We are, I repeat, what we always were, and so are things what they always were, though they look different. So is life what it always was for adventures and frontiers.
The wild frontier, like the hunted fox, has doubled on its trail, that is all. Romance has slipped out of the woods into the deeper places of the city; Adventure has turned commuter; and here are the three to companion life, as they ever have—the Athos, Porthos, and Aramis to a bebundled D’Artagnan. And already it is more than “Twenty Years Since.”
Twenty years, or a hundred years—
“The year’s at the spring.”
If you do not find your fill of adventure with Davy Balfour in Appin, come down with him to Dean—to Edinburgh, and you shall see the face of such danger “in the midst of what they call the safety of a town” as may shake you, too, “beyond experience.”
If you don’t find the frontier in the daylight, wait for the dark. Every night is a fresh frontier. There are no landmarks of the day but are blotted out by the dark as the lines are sponged in the wake of a steamer’s keel. On the shortest night of this year wild rabbits were in my garden, fox-hounds were baying beyond the quarries, and through the thin early mist of the dawn we were all at the window watching a wild doe behind the barn. She nipped the clover nervously, twitched her tail, pricked her ears (for the day was approaching), and took the high wire fence at a bound. She was as wild and free as the wind.

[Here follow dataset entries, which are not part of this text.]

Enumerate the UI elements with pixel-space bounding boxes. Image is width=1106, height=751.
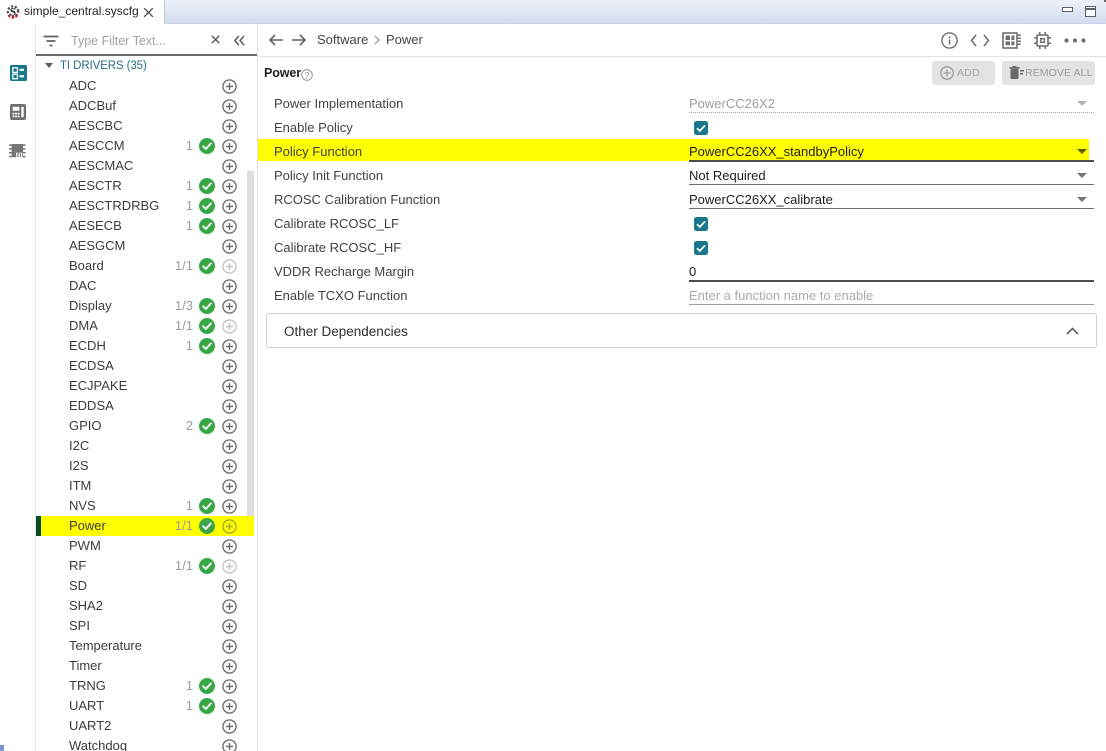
svg-text:?: ?: [305, 70, 310, 80]
svg-text:S: S: [10, 6, 16, 18]
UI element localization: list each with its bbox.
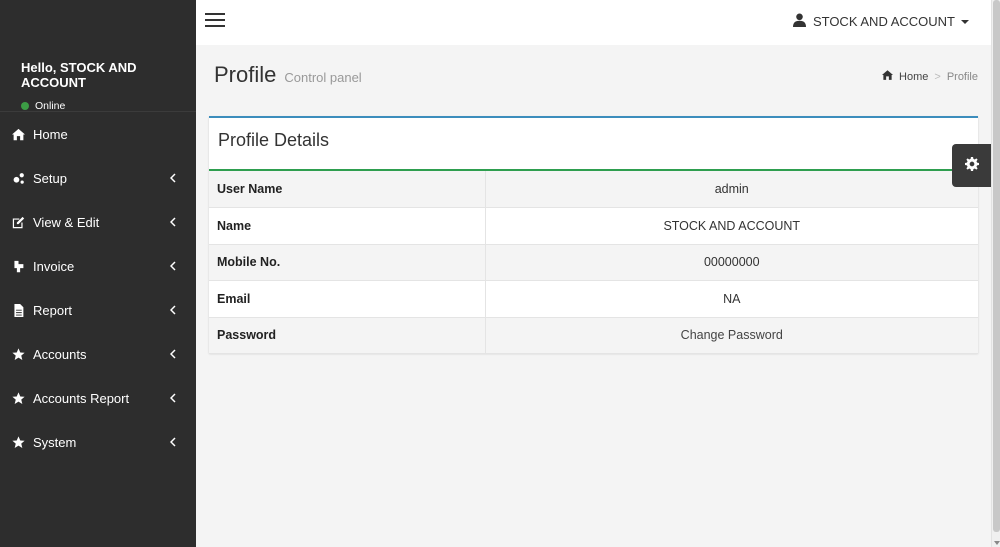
page-title: Profile	[214, 62, 277, 87]
hand-icon	[11, 259, 25, 273]
user-status-label: Online	[35, 100, 66, 112]
row-value: admin	[485, 171, 978, 208]
row-value-cell: Change Password	[485, 317, 978, 354]
breadcrumb: Home > Profile	[882, 70, 978, 83]
box-header: Profile Details	[209, 118, 978, 171]
scrollbar-thumb[interactable]	[993, 0, 1000, 532]
box-title: Profile Details	[218, 130, 330, 150]
sidebar-item-label: Home	[33, 126, 68, 142]
table-row: Password Change Password	[209, 317, 978, 354]
sidebar-item-label: Accounts Report	[33, 390, 130, 406]
settings-tab[interactable]	[952, 144, 991, 187]
user-greeting: Hello, STOCK AND ACCOUNT	[21, 60, 137, 90]
row-label: Mobile No.	[209, 244, 486, 281]
gear-icon	[964, 157, 979, 174]
sidebar: Hello, STOCK AND ACCOUNT Online Home Set…	[0, 0, 196, 547]
file-icon	[11, 303, 25, 317]
row-label: User Name	[209, 171, 486, 208]
change-password-link[interactable]: Change Password	[681, 328, 783, 342]
home-icon	[11, 127, 25, 141]
breadcrumb-home-link[interactable]: Home	[899, 71, 928, 83]
home-icon	[882, 70, 899, 83]
row-label: Name	[209, 207, 486, 245]
row-label: Password	[209, 317, 486, 354]
page-subtitle: Control panel	[284, 70, 362, 85]
chevron-left-icon	[169, 391, 178, 403]
breadcrumb-separator: >	[934, 70, 941, 83]
cogs-icon	[11, 171, 25, 185]
sidebar-item-setup[interactable]: Setup	[0, 156, 196, 200]
sidebar-item-report[interactable]: Report	[0, 288, 196, 332]
user-panel: Hello, STOCK AND ACCOUNT Online	[0, 0, 196, 112]
sidebar-item-home[interactable]: Home	[0, 112, 196, 156]
table-row: Email NA	[209, 280, 978, 318]
chevron-left-icon	[169, 215, 178, 227]
account-name: STOCK AND ACCOUNT	[812, 14, 955, 29]
row-label: Email	[209, 280, 486, 318]
sidebar-item-view-edit[interactable]: View & Edit	[0, 200, 196, 244]
sidebar-item-accounts[interactable]: Accounts	[0, 332, 196, 376]
star-icon	[11, 391, 25, 405]
sidebar-menu: Home Setup View & Edit Invoice Report Ac…	[0, 112, 196, 464]
chevron-left-icon	[169, 435, 178, 447]
sidebar-toggle-hamburger-icon[interactable]	[205, 13, 225, 29]
chevron-left-icon	[169, 303, 178, 315]
page-scrollbar[interactable]	[991, 0, 1000, 547]
account-dropdown[interactable]: STOCK AND ACCOUNT	[792, 13, 969, 30]
breadcrumb-current: Profile	[946, 70, 978, 83]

A few Sunday nights ago I was at church when the minister announced a series of evening sermons for young people, and, to my utter astonishment, his first talk was to be “Against Sowing Wild Oats.” I was greatly tempted to ask him if he intended to prevent his young people from doing any more farming. If they couldn’t sow wild oats, what kind of oats could they sow? Did he ever see any tame oats? Those preachers imagine a vain thing who think we ever cease to sow wild oats (at least, there is many a late crop, as Thackeray says). The truth is there are no oats but wild ones.
I do not know what seed catalogue you order your garden seeds out of; I get mine out of one marked “Honest Seeds”; it is assuring to have an order-book of this sort plainly stamped “honest” on the cover. In this honest-seed catalogue for the current year the seedsman, on page 56, is describing his oats. Let the preacher on wild oats note with critical care the terms of this description. There is something theological, at least, revivalistic, about them. It is the only oat described in the catalogue; and it would be the only oat to plant in all the world, if it were, as it is described, a “Regenerated Select Swedish Oat.” A “regenerated” (that is Methodist) “select” (that is Presbyterian) oat! But read on through this catalogue, and you will find that every seed and tuber from artichoke to zinnia has been to a revival since last summer and hit the “sawdust trail.” Great revivalists are the seedsmen! Their work, however, is not permanent. For they know, and we all know, that every regenerated select Swedish oat in their bins is a backslider at heart, as wild as the wild ass of the wilderness that scorneth the crying of the driver.